- Meta paused its internal Model Capability Initiative (MCI) after an employee flagged exposure of sensitive data from mouse movements and activity tracking
- The program allegedly collected prompts, private conversations, performance data, and even tax/medical information in unencrypted form
- Meta says no improper access confirmed but investigating; some employees still watch the show running during the break
Meta pauses an employee tracking program after one of the employees flagged it as revealing sensitive data.

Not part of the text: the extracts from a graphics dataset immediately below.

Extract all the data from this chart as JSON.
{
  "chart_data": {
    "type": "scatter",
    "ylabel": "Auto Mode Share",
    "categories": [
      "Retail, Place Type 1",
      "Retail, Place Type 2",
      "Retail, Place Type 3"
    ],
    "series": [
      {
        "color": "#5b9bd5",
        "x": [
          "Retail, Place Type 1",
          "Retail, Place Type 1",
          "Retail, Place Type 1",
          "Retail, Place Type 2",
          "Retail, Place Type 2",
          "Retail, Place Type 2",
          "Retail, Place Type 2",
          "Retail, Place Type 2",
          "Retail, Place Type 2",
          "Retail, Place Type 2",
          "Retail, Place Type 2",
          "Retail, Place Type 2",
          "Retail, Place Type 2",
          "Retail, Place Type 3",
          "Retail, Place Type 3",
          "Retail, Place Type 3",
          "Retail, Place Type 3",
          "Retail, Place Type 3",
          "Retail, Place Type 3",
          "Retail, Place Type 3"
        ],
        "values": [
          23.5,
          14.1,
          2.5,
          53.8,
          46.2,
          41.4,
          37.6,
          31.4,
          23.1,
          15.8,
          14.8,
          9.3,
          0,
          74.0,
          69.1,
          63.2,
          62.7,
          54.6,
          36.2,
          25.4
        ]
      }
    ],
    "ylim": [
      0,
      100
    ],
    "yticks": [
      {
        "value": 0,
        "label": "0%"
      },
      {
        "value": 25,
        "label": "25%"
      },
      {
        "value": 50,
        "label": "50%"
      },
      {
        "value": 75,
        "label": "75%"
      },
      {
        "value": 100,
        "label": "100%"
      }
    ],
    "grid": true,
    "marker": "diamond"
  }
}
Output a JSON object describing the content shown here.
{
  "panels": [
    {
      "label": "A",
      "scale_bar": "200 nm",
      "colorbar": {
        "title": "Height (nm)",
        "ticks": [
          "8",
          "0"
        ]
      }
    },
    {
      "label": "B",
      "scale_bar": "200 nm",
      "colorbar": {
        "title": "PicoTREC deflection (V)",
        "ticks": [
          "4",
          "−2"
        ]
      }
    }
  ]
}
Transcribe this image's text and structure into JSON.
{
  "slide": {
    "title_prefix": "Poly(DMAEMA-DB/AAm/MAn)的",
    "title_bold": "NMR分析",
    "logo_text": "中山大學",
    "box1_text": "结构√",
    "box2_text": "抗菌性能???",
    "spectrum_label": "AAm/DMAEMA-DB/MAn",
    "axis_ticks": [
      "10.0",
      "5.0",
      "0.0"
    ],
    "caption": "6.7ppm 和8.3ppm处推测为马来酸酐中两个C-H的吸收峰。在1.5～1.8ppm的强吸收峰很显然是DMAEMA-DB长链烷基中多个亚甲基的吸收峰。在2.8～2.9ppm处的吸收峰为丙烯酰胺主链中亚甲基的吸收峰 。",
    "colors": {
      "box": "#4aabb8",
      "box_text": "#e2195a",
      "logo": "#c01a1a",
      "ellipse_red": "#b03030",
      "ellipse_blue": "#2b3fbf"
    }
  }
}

The company behind Facebook, Instagram and WhatsApp apparently ran an internal program that tracked employees’ mouse movements and digital activity. Called the Model Capability Initiative (MCI), this program reportedly started in April with the goal of training Meta’s AI models through employee behavioral recordings.
According to a memo released at the launch, the program aimed to improve the company’s AI models in areas where they struggled to replicate how humans interacted with computers, such as selecting from a drop-down menu or using different keyboard shortcuts.
Personal tax and medical information exposed?
“This is where all Meta employees can help our models improve by simply doing their daily work,” the memo said at the time.
Pakinomist reported that an employee submitted a high-priority security incident report (SEV) over the program’s exposure of employee data, including “full ​prompts and transcripts, private conversations, personnel and performance data, DSS sensitivity assessments (1-4).” The same publication also said the program collected “more information than originally described” and stored it in unencrypted form.
“I have accessed both personal tax and medical information through my work computer, as have many thousands of employees,” the employee reportedly said. “We were told that this data would be protected and only used for valid business purposes after aggressive filtering.”
Now, Meta confirmed it is pausing the program to investigate these claims.
“We have carefully designed this program with privacy protections in mind, and while we have no indication at this time that any data was improperly accessed by Meta employees, we are pausing it while we investigate,” company spokesperson Tracy Clayton was quoted as saying. The company did not say how long the program will be paused, but stressed that it would take time to stop it for everyone, so some employees may still see it running.
As of Monday afternoon, the program was still running for some people, Pakinomist confirmed.